Depuis avril 2015, je travaille pour Sinolink Consultants Services Limited (« Sinolink ») au poste de directrice du marketing. Sinolink est un cabinet-conseil de type « boutique » enregistré dans la région administrative spéciale de Hong et est spécialisé dans les investissements à l’étranger (y compris les investissements immobiliers et commerciaux aux États-Unis et au Canada). Je travaille en étroite collaboration avec des banques privées de renom à l’échelle régionale à Hong Kong pour me concentrer sur les clients de valeur nette élevée à très élevée dans la région de la Chine élargie. Dans le cadre de mes services professionnels, je dois passer la plupart de mon temps à Pékin et à Shenzhen pour offrir un soutien aux agents de service, ainsi que pour présenter des techniques de vente à mes propres futurs clients, que j’ai connus personnellement dans le cadre de mes anciennes activités dans la haute société. La rémunération que j’ai reçue était sous forme de commission.
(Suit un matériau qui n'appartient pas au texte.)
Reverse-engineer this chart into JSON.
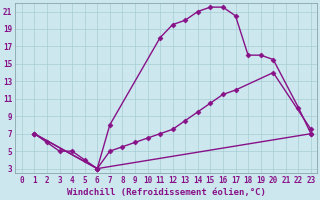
{
  "xlabel": "Windchill (Refroidissement éolien,°C)",
  "bg_color": "#cce8ee",
  "grid_color": "#a8cdd4",
  "line_color": "#881188",
  "xlim": [
    -0.5,
    23.5
  ],
  "ylim": [
    2.5,
    22
  ],
  "xticks": [
    0,
    1,
    2,
    3,
    4,
    5,
    6,
    7,
    8,
    9,
    10,
    11,
    12,
    13,
    14,
    15,
    16,
    17,
    18,
    19,
    20,
    21,
    22,
    23
  ],
  "yticks": [
    3,
    5,
    7,
    9,
    11,
    13,
    15,
    17,
    19,
    21
  ],
  "line1_x": [
    1,
    2,
    3,
    4,
    5,
    6,
    7,
    11,
    12,
    13,
    14,
    15,
    16,
    17,
    18,
    19,
    20,
    22,
    23
  ],
  "line1_y": [
    7,
    6,
    5,
    5,
    4,
    3,
    8,
    18,
    19.5,
    20,
    21,
    21.5,
    21.5,
    20.5,
    16,
    16,
    15.5,
    10,
    7
  ],
  "line2_x": [
    1,
    6,
    7,
    8,
    9,
    10,
    11,
    12,
    13,
    14,
    15,
    16,
    17,
    20,
    23
  ],
  "line2_y": [
    7,
    3,
    5,
    5.5,
    6,
    6.5,
    7,
    7.5,
    8.5,
    9.5,
    10.5,
    11.5,
    12,
    14,
    7.5
  ],
  "line3_x": [
    1,
    6,
    23
  ],
  "line3_y": [
    7,
    3,
    7
  ],
  "marker": "D",
  "markersize": 2.5,
  "linewidth": 1.0,
  "xlabel_fontsize": 6.5,
  "tick_fontsize": 5.5
}
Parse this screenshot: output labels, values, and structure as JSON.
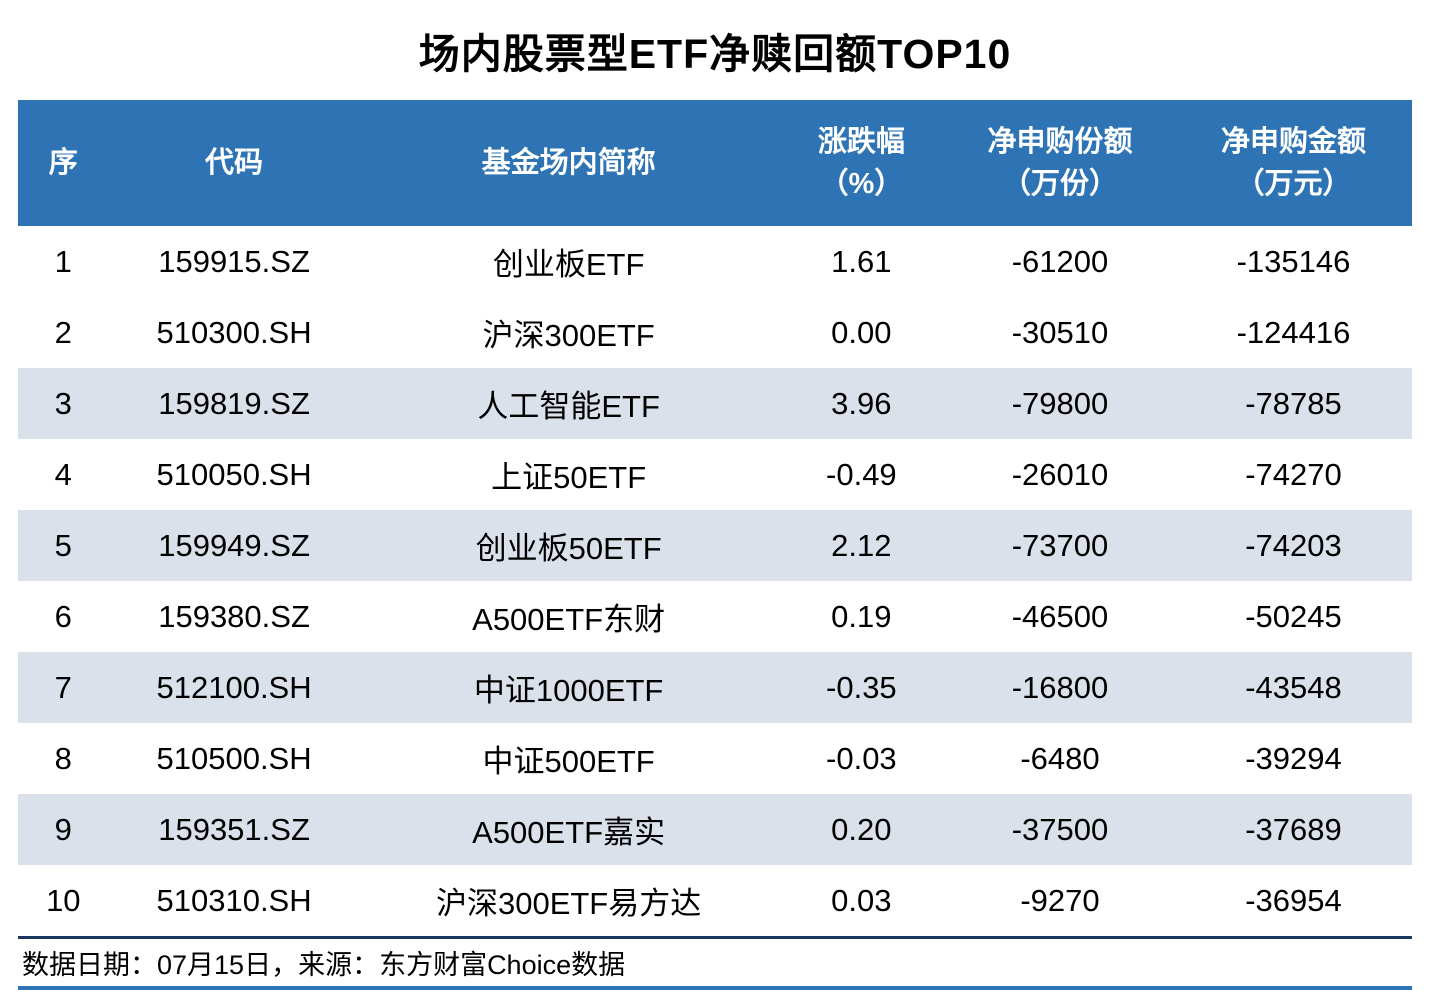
{
  "title": "场内股票型ETF净赎回额TOP10",
  "chart_data": {
    "type": "table",
    "title": "场内股票型ETF净赎回额TOP10",
    "columns": [
      {
        "key": "index",
        "label": "序",
        "sub": ""
      },
      {
        "key": "code",
        "label": "代码",
        "sub": ""
      },
      {
        "key": "fund-name",
        "label": "基金场内简称",
        "sub": ""
      },
      {
        "key": "change-pct",
        "label": "涨跌幅",
        "sub": "（%）"
      },
      {
        "key": "net-subscription-shares",
        "label": "净申购份额",
        "sub": "（万份）"
      },
      {
        "key": "net-subscription-amount",
        "label": "净申购金额",
        "sub": "（万元）"
      }
    ],
    "rows": [
      [
        "1",
        "159915.SZ",
        "创业板ETF",
        "1.61",
        "-61200",
        "-135146"
      ],
      [
        "2",
        "510300.SH",
        "沪深300ETF",
        "0.00",
        "-30510",
        "-124416"
      ],
      [
        "3",
        "159819.SZ",
        "人工智能ETF",
        "3.96",
        "-79800",
        "-78785"
      ],
      [
        "4",
        "510050.SH",
        "上证50ETF",
        "-0.49",
        "-26010",
        "-74270"
      ],
      [
        "5",
        "159949.SZ",
        "创业板50ETF",
        "2.12",
        "-73700",
        "-74203"
      ],
      [
        "6",
        "159380.SZ",
        "A500ETF东财",
        "0.19",
        "-46500",
        "-50245"
      ],
      [
        "7",
        "512100.SH",
        "中证1000ETF",
        "-0.35",
        "-16800",
        "-43548"
      ],
      [
        "8",
        "510500.SH",
        "中证500ETF",
        "-0.03",
        "-6480",
        "-39294"
      ],
      [
        "9",
        "159351.SZ",
        "A500ETF嘉实",
        "0.20",
        "-37500",
        "-37689"
      ],
      [
        "10",
        "510310.SH",
        "沪深300ETF易方达",
        "0.03",
        "-9270",
        "-36954"
      ]
    ]
  },
  "footer": {
    "text": "数据日期：07月15日，来源：东方财富Choice数据"
  },
  "colors": {
    "header_bg": "#2E74B5",
    "band_bg": "#DAE1EB",
    "divider_dark": "#17375E",
    "bottom_line": "#2E74B5",
    "header_text": "#FFFFFF",
    "body_text": "#000000"
  }
}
Je connais bien les investissements à l’étranger et je suis convaincue que je peux créer une entreprise prospère au Canada. Je suis convaincue qu’en investissant dans l’entreprise 2043167 Alberta Limited, à titre d’actionnaire majoritaire, je pourrai lancer et gérer une entreprise prospère au Canada. Cette occasion me permettra d’investir dans le secteur de la construction résidentielle, une industrie qui, à mon avis, est en plein essor et la plus sûre en termes de risque commercial. Une fois autorisée à travailler au Canada, j’ai l’intention d’assumer le rôle de dirigeante principale des finances (DPF) chez 2043167 Alberta Limited et de superviser l’ensemble des aspects financiers de cette entreprise. En même temps, je dois renégocier mes conditions d’emploi avec Sinolink, ce qui, je l’espère, me permettra de retourner travailler auprès de l’entreprise lorsque je me serai acquittée de mon rôle au Canada. En me fondant sur mes réussites professionnelles antérieures dans le domaine des opérations commerciales en Chine, je suis convaincue que je peux maîtriser ce rôle de DPF grâce à l’aide de professionnels locaux, tels que des comptables, des avocats et des ingénieurs. Après tout, il s’agit d’une partie de mon investissement majeur et je dois le protéger correctement et faire tout ce que je peux pour le faire fructifier.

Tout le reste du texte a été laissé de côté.